13.  If I would like you to validate my antibody, do you provide such a service?

Yes. Please contact the Core to discuss your antibody. You will need to provide 50 uL of the antibody along with western blot results and densitometry measurements on each band when you submit your samples. We will provide you with a validation report, detailing its validation status after completion.  The validation status will be judged on the following criteria: (A) Single band on western blot with right molecular size, (B) Acceptable dynamic range on the specific protein manipulated by chemical or genomic approaches, (C) Good correlation between western blot and RPPA (r > 0.7),(D) Acceptable Signal/Noise ratio on RPPA. We will also probe your samples with your validated antibody.  We will only use antibodies that have a validation status of "Valid" or "Use with Caution", according to our standard validation criteria.

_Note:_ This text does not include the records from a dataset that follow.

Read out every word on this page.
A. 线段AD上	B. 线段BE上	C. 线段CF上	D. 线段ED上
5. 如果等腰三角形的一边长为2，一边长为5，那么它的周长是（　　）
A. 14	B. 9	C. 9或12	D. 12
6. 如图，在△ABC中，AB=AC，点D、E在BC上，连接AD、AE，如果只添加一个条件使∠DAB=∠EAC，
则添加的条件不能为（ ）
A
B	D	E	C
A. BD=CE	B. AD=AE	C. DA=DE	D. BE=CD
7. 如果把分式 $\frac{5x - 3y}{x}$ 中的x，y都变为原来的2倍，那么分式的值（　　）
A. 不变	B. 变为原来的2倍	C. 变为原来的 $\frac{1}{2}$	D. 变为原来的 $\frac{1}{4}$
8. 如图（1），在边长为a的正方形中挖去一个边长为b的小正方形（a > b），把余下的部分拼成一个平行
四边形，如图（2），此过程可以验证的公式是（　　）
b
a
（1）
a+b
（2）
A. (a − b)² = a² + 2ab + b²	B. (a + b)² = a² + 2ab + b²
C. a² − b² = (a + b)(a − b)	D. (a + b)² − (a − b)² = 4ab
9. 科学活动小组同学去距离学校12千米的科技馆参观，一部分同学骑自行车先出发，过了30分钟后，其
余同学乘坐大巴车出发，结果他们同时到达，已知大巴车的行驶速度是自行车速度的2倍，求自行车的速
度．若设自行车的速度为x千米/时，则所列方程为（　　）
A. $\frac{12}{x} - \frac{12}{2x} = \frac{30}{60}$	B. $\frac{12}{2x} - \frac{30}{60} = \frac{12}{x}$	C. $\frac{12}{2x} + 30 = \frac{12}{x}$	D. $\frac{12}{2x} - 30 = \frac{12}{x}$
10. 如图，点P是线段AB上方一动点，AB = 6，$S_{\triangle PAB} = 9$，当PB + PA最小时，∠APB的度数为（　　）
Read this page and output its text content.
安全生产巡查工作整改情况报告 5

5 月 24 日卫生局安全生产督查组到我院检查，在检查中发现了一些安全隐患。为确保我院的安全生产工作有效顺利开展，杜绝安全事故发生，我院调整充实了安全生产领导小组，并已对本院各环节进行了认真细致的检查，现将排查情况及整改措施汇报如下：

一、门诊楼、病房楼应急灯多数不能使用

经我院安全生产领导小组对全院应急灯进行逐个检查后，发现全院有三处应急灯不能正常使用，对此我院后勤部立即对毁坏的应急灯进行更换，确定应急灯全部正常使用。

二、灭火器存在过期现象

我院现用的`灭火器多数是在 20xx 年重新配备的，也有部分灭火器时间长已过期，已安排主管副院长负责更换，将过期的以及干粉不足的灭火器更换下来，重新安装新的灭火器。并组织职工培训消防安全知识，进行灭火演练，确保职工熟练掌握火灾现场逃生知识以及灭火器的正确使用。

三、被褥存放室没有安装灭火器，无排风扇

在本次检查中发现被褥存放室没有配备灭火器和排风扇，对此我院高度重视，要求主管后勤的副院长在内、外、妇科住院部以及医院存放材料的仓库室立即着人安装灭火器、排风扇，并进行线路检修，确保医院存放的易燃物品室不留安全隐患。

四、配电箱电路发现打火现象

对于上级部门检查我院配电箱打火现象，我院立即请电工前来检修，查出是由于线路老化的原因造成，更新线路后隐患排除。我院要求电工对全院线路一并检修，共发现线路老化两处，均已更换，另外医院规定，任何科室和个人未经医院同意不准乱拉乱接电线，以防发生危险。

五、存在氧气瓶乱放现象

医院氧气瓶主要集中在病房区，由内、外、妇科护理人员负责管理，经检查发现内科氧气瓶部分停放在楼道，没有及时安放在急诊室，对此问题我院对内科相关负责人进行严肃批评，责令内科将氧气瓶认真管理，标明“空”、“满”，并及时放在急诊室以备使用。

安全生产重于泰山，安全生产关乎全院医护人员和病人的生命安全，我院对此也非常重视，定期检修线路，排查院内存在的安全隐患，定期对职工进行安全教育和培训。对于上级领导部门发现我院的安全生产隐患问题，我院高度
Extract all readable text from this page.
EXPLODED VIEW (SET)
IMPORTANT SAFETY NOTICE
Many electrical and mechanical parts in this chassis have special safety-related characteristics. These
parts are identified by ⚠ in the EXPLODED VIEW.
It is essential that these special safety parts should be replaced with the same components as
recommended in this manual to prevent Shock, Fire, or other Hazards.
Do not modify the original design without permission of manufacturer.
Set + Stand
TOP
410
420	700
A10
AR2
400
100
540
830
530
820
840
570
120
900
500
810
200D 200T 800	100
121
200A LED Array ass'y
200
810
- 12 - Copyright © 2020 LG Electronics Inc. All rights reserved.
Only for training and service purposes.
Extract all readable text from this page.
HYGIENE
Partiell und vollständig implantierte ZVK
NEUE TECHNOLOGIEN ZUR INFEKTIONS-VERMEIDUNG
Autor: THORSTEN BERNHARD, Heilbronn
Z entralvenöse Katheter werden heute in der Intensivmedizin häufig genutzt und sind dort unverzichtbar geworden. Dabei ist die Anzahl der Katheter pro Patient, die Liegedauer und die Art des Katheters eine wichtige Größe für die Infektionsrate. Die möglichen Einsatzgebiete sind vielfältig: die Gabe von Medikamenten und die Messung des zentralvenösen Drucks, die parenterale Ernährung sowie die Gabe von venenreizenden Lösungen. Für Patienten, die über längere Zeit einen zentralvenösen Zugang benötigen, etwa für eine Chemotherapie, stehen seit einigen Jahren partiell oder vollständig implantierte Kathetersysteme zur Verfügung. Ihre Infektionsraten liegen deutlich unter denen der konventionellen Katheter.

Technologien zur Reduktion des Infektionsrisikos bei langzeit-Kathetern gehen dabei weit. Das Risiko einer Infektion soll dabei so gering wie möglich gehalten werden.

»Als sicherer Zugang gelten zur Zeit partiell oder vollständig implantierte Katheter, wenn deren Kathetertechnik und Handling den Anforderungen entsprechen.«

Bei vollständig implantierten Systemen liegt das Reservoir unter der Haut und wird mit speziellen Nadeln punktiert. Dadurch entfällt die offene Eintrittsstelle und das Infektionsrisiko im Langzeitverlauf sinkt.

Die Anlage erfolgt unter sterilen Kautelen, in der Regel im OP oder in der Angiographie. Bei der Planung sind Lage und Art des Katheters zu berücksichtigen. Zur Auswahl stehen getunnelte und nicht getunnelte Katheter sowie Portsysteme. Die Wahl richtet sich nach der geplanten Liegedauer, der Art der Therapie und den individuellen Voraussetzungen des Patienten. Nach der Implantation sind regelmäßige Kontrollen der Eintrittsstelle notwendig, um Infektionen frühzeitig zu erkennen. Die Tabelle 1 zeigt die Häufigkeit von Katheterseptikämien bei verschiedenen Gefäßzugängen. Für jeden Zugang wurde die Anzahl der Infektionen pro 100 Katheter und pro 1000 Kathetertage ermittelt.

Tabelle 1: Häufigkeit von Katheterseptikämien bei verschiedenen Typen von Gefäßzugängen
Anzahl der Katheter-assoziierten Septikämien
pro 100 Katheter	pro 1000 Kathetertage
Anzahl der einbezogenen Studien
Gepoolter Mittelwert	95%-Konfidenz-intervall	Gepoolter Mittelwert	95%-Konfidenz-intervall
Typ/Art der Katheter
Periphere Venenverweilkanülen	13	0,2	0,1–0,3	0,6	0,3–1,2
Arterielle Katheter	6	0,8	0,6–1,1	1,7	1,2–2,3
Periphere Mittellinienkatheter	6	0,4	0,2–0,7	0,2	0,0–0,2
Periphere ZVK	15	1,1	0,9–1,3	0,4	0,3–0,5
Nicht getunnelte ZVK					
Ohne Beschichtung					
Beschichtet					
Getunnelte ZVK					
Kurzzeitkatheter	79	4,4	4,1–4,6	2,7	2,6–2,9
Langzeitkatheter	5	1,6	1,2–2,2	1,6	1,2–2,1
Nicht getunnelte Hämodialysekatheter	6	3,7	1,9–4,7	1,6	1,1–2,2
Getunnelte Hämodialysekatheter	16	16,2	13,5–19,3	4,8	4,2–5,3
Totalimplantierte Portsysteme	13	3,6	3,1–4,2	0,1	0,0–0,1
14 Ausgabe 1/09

Charges do apply for these services. Please refer to the Submission, Services and Pricing page for details. 

14.  I have a set of tissue samples to be submitted for RPPA analysis. How much tissue do you need from each sample? Do you have protocols to extract proteins from tissue?

Yes, our experience demonstrates that approximately 15-20 mg of frozen tissue (approximately the size of a grain of rice) for each sample is required to process RPPA for the entire panel of antibodies. We prefer to have your tissue samples prepared in our lysis buffer. 

15.  Do you provide service to extract protein from tissue or cell pellets for RPPA?

Yes. We provide protein extraction from fresh frozen tissue and dry frozen cell pellets. We do not accept FFPE samples at this time. We require about 15-20 mg of tissue (about the size of a grain of rice), or 5 millions cells (1 million minimum).

16.  I have a set of clinical samples. Can I submit them for RPPA analysis?

Yes. You must delete patient sensitive information, such as Medical Record Number, Name, etc., before you submit. We will not accept samples with patient sensitive information.

17.  I am in the process of submitting a grant application and/or manuscript which will involve RPPA analysis. Do you have any information I can refer to in my grant application?

Yes. Please refer to the Education and References page.

18.  I am a research investigator outside of MD Anderson Cancer Center. How should I pay for the RPPA service? 

You will need to complete the online submission process through iLab Solutions and include a valid purchase order number or complete the credit card authorization form. Full payment is due no later than 30 days after receipt of invoice.

19.  Do I need to validate my result from RPPA?

Yes. RPPA provides you a result of cell signaling networks in a kind of "screen" mode. You need to validate and confirm your result by other technical approaches.